Do you mean Notes.app? I see Notes.app does the same as Chrome; i.e., not
(b) nor (e). What are we seeing differently? I'm running 10.11.

Online:
> Every textarea on the web is (a)+(b)+(c)+(d) when viewed in FF or IE or
> Edge (unless they've overridden the default value of word-wrap to normal,
> which most don't). Maybe I'm just weird for wanting (e) as well, but it
> seems just nicer to me. As I said earlier, I'm ok with dropping that
> requirement or making it a quality of implementation question if that's
> what we're blocking on.
>

As far as I tried textarea on IE/FF, I see white-space wrapping only when
there's no break opportunities in the line. Is that what you're referring
to?
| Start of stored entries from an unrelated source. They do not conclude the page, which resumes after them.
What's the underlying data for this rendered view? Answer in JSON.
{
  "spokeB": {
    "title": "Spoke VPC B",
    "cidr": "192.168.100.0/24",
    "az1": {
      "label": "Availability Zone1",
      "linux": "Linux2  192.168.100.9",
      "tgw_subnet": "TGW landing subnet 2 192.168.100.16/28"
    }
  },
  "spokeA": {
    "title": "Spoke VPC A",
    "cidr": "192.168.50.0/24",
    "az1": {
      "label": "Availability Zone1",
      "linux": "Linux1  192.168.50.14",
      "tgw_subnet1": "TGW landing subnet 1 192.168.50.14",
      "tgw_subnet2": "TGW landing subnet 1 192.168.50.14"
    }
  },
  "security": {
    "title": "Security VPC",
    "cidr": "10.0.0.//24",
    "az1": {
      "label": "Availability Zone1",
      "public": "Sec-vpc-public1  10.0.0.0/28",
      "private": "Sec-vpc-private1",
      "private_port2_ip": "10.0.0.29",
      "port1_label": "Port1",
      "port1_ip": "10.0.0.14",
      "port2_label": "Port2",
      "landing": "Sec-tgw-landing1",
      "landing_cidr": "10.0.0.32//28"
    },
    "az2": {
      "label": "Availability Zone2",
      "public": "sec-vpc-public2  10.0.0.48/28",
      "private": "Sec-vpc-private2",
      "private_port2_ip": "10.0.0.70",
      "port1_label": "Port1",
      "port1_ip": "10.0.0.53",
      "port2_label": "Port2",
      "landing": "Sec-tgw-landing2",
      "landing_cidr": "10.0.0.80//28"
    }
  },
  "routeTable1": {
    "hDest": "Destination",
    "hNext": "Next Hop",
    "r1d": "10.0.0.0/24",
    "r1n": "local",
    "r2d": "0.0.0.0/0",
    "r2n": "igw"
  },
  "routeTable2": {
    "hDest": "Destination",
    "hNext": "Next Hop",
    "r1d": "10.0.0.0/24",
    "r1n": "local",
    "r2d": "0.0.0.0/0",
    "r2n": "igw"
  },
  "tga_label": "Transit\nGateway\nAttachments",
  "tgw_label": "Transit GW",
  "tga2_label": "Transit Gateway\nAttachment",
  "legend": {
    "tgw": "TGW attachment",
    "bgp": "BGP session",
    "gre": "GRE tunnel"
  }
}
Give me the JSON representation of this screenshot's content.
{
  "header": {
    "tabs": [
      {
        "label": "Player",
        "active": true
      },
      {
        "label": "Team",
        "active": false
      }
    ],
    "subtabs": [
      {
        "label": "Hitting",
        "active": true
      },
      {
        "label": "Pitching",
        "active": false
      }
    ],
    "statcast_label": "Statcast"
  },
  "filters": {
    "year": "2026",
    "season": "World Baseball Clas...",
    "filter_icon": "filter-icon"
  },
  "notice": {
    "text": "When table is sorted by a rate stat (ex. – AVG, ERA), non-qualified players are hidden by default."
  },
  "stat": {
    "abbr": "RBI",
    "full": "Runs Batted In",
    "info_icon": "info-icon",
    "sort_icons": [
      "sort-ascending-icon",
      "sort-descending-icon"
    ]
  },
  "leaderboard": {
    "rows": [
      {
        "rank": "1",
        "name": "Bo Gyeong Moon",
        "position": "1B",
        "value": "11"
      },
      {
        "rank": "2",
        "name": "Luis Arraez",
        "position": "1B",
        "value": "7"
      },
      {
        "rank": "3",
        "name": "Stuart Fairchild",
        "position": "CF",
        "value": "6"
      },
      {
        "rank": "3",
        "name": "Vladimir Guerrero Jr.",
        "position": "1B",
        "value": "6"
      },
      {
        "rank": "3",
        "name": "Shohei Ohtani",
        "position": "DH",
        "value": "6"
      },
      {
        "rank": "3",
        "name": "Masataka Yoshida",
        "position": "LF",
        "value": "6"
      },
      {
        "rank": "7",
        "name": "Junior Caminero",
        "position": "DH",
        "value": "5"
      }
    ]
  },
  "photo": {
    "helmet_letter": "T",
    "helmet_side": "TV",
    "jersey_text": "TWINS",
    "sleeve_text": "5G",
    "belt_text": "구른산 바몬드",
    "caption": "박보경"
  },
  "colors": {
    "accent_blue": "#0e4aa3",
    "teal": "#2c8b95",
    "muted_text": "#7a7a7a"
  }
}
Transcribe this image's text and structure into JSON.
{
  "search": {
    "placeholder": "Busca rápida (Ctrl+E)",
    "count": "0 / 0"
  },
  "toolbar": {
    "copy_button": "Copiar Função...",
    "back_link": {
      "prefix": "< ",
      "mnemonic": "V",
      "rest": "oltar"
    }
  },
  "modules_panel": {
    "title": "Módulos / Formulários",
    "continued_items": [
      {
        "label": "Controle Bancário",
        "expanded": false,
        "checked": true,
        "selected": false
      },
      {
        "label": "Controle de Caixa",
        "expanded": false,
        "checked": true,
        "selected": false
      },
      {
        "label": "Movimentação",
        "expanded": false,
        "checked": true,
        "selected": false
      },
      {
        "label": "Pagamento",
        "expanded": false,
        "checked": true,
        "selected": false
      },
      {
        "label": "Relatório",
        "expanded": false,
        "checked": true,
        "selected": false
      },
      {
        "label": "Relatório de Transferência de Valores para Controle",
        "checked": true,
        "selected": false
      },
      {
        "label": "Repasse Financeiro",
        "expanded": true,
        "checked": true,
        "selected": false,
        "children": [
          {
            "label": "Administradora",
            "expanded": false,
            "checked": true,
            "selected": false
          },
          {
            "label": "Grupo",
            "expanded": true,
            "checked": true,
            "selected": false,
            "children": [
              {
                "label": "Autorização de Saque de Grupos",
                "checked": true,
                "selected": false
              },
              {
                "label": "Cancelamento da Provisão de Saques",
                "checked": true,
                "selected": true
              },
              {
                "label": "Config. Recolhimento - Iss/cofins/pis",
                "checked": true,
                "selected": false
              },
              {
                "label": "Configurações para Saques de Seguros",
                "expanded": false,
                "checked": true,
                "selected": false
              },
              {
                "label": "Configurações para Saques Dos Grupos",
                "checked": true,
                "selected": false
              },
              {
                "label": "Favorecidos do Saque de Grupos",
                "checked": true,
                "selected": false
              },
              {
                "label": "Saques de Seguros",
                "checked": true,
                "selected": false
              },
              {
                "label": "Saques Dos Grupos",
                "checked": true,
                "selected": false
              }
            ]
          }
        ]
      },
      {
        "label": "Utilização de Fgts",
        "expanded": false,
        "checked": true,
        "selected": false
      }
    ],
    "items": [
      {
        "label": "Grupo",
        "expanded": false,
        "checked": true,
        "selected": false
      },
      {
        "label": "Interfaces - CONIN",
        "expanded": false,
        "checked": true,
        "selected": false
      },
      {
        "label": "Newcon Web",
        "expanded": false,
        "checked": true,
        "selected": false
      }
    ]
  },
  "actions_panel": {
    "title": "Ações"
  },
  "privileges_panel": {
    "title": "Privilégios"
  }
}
It is different from what you asked.

Also, I haven't tested whether it's the behavior only for
contenteditable/textarea or normal rendering. Have you? If it's only for
contenteditable/textarea, it's probably more appropriate to define in
Editing TF.

Another case online with something very close to behavior a+b+c+d+e is what
> you get on contentEdtiable=true WITHOUT white-space:pre-wrap in Chrome.
> It's a messy behavior due to the &nbsp; shenanigans it's going through, but
> it approximates a+b+c+d+e, giving more evidence that it is a desirable mode.
>

I see it quite different from a+b+c+d+e...

Eitherway, simple text editors also require that we can get a mode where we
> have all of a-b-c, even if for d and e this may (or may not) be different
> from the code editor mode.
>
> So these seem to be the 3 modes we want (with a ? on the non essential
> part of the mode, for which maybe we want a switch, or maybe we can leave
> it up to UAs, or maybe we can just pick one and not support the other):
>
> * a?+c+d rich text editors
> * a+b+c+e code editors
> * a+b+c+d+e? simple text editors
>

So, no, I still don't see any apps/sites doing a+b+c+d+e. Do you have more
concrete examples?

Code editors ('terminal') maybe theoretically nice to support, but I'm not
hearing requests from code editor developers nor users of browser-based
code editors, so I'm not in hurry to add them until they speak up.

What you want to solve is word processor use case, correct?